2007-06-26 [長年日記]
_ [Music] Now Hear This / Hal Galper
Earth Jones(Elvin Jones)を聞いてなんだかヒノテルづいてしまい、70年代の参加作を聞きまくっているのだが、これも日野皓正が入っていることで価値が大幅に増した快作。ワンホーン・カルテットなので、絶頂期のヒノテルの吹きまくりが存分に堪能できる。おまけにドラムを叩くはトニー・ウィリアムスという豪華な陣容。大昔にCD化されて以来廃盤が続いたが、最近ようやく紙ジャケで再発された。
やはりここでのポイントはトニーのドラミングなのだが、率直に言って1970年以降のトニーは展開が読めるというか、60年代の複雑精緻さ、繊細さが失われて若干クリシェに頼るようになったような気がしないでもない。しかし、ここではむしろそうした大味さが良い方向に作用していて、バタバタと叩き込んでフロントを強烈に鼓舞している。
このアルバムに言及されるときのお約束というか、リーダーなのにピアノのハル・ギャルパーの影が薄いのが少々可哀想なのだが、まあアルバムそのものとしては一世一代の傑作になったのだから以て冥すべし。あ、まだギャルパー死んでないか。

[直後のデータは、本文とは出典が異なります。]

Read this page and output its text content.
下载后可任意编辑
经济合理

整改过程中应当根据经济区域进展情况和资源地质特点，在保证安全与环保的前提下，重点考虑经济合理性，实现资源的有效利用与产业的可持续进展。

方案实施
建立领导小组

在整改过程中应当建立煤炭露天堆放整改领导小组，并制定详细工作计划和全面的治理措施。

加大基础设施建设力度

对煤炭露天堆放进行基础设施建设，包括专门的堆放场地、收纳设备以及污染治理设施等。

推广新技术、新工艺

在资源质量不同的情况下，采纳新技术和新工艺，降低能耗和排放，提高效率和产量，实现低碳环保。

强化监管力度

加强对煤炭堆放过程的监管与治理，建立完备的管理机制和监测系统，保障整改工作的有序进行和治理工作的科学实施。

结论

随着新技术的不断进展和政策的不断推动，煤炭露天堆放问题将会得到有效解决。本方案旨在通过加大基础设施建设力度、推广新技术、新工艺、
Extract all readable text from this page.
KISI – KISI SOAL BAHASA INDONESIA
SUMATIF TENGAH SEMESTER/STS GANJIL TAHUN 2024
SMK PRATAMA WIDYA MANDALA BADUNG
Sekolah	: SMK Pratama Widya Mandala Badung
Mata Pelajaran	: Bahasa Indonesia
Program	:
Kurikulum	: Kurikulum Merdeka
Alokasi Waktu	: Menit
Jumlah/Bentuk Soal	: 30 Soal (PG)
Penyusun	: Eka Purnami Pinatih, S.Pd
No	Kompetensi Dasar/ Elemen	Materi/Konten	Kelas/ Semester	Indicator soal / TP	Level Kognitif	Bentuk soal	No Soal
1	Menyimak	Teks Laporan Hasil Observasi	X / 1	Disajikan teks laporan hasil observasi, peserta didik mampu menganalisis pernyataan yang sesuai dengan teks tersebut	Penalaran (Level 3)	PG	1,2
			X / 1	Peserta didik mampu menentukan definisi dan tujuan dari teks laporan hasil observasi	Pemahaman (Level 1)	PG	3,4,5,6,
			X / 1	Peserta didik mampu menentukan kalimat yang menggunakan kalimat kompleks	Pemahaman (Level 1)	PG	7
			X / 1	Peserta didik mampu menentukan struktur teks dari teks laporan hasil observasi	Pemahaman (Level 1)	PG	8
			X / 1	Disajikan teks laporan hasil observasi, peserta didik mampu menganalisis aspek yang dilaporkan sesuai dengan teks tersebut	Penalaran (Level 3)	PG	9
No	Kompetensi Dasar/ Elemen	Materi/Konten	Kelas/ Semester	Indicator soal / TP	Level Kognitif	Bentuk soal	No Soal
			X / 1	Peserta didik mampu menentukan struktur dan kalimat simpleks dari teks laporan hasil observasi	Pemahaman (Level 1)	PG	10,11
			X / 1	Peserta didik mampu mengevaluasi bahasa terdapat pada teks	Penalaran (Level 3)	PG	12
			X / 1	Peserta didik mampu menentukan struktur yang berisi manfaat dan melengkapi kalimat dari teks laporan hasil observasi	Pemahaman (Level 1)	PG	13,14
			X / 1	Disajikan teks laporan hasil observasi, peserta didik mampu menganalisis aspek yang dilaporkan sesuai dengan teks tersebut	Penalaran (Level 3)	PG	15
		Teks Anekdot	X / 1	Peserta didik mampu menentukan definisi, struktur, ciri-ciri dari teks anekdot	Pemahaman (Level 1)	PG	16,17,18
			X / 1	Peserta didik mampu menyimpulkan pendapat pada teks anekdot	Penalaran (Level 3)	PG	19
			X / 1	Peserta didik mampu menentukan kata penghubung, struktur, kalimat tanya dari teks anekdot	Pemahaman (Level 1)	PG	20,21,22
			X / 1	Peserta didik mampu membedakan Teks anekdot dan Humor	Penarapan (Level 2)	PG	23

_ [Music] Children of the Night / Hal Galper
ひとつ前のエントリ、痩せても枯れてもリーダーなのにああいう書き方はないか、と反省したのでもう一枚同時期のギャルパーのリーダー作を挙げておこう。こちらはフロントに当時売出中のブレッカー・ブラザーズを据えたクインテットのライヴ。Now Hear Thisも演っている。Children of the Nightはウェイン・ショーターのとは同名異曲。
こちらもドラムスのボブ・モーゼズがキーパースンで、背後から全員を煽り立てて熱気の上昇に大いに貢献している。マイケルがこの時期らしくメカニカルに吹きまくりなのは評価が分かれるところかもしれないが、意外に健闘しているのが兄貴のランディで、へえ、気合いさえ入ればストレートなジャズでもこれくらいのソロが取れたんだ、と見直した。Children of the Nightの出だしで思いっきりトチっているのは、まあしかたがない。
こちらではピアノソロでBlue and Greenを弾いてみたり、俺がリーダーなんだ、Now Hear Thisよりは目立つんだ、という努力の跡は認められるものの、ううむ、やっぱり影が薄いなギャルパー。いいピアノ弾きなんだけど。